Semantic structure for HTML content containers

As you plan the page wireframe templates for your site, consider the advantages of careful semantic html and css within the individual html files. Well-designed, standards-based web pages consist of many subdivisions that not only lay out functional regions of the page (header, footer, scan column, navigation, search box) but also provide unique name “ids” for all standard page template elements. The content portions of web pages are subdivided by divisions (<div></div>) and spans (<span></span>) that label functional areas of the page, providing a “wrapper” around specific page elements or types of content.

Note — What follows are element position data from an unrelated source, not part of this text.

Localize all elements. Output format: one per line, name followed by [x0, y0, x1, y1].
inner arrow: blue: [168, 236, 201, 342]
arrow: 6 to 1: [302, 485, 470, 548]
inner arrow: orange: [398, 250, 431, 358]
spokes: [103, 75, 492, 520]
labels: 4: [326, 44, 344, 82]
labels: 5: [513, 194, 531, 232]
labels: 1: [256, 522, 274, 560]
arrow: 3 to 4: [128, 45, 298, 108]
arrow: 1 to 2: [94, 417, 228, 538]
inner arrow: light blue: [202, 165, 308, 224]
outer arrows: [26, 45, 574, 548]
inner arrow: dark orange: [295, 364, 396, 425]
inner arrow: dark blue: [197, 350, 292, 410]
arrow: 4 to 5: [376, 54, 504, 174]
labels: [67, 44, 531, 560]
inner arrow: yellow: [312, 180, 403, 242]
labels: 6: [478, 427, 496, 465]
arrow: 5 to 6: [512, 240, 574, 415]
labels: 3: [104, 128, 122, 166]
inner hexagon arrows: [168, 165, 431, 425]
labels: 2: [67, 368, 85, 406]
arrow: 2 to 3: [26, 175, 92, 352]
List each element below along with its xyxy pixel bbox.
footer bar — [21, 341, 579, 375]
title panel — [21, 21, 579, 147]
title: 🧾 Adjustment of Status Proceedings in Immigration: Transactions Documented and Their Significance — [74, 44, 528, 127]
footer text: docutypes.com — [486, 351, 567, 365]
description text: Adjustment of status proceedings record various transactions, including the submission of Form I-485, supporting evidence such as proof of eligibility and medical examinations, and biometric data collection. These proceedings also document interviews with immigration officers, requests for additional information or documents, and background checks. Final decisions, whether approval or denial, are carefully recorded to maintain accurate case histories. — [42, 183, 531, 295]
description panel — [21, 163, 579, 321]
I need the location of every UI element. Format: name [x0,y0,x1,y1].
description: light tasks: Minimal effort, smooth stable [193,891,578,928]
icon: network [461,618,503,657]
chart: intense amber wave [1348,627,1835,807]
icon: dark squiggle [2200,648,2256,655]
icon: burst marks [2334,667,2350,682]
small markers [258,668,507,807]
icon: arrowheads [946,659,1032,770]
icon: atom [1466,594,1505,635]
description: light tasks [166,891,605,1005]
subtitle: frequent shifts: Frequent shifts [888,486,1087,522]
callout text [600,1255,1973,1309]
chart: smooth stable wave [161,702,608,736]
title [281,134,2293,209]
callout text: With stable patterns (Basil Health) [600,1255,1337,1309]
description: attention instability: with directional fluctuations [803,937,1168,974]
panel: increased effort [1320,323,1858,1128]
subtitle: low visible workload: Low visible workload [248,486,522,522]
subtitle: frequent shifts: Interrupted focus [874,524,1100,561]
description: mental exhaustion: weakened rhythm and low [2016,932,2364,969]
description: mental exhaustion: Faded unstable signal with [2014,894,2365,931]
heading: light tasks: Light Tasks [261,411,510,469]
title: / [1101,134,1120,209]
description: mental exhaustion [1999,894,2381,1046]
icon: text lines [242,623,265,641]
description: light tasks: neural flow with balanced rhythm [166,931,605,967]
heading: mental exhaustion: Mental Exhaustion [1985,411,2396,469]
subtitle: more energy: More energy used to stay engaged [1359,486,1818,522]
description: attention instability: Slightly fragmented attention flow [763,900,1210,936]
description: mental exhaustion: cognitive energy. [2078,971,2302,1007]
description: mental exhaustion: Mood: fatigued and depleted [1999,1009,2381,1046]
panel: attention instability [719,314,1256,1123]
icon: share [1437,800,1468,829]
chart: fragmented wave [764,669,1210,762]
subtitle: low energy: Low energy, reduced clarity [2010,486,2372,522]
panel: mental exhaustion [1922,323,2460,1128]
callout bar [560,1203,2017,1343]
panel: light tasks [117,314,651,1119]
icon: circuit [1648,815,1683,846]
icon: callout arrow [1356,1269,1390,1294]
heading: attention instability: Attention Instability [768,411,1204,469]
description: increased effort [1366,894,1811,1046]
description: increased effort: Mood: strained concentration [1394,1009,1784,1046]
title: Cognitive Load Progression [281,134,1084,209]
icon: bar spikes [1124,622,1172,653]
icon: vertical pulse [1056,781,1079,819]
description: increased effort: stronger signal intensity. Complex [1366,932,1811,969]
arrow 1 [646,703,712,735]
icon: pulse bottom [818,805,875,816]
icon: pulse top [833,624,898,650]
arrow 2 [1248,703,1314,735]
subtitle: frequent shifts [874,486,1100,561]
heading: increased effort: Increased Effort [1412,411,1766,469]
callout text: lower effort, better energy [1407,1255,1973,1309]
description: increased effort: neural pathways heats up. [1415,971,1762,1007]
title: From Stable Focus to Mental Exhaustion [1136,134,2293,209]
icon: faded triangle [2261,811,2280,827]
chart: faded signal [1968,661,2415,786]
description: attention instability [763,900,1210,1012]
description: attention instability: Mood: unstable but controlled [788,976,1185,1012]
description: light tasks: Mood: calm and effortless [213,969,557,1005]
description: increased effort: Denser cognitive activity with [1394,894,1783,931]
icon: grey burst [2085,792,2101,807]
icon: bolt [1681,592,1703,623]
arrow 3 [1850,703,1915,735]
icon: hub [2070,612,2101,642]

Divisions and spans should always be named carefully, and major repeating page elements should each have a unique id.

These named divisions and spans are crucial for three reasons:

  • Uniquely named page elements give you complete programmatic and style sheet control. You can’t address a page element with css or JavaScript unless it has a name.
  • Uniquely named page divisions allow you to apply css visual styles more easily and powerfully to particular page areas or blocks of content.
  • Uniquely named page areas will give you many more options in the future, as new web content display devices and types of style sheets are developed. Someday you may want to convert your site to a new content management system. If all your pages and content are contained in consistent, systematically named page divisions, transforming your site will be much easier.

As you develop page wireframes and basic navigation, build in the power and convenience of careful semantic naming of your page regions and major page elements. It’s easy to do in the beginning of a project and very hard or impossible to do later (fig. 5.7).

A web page wireframe diagram, labelled with details that show that each major page division ('div') has a unique ID name assigned, to allow sophisticated CSS and other programming.

Figure 5.7 — The top section of a detailed page wireframe diagram for the site technical team that shows all the various page divisions (divs).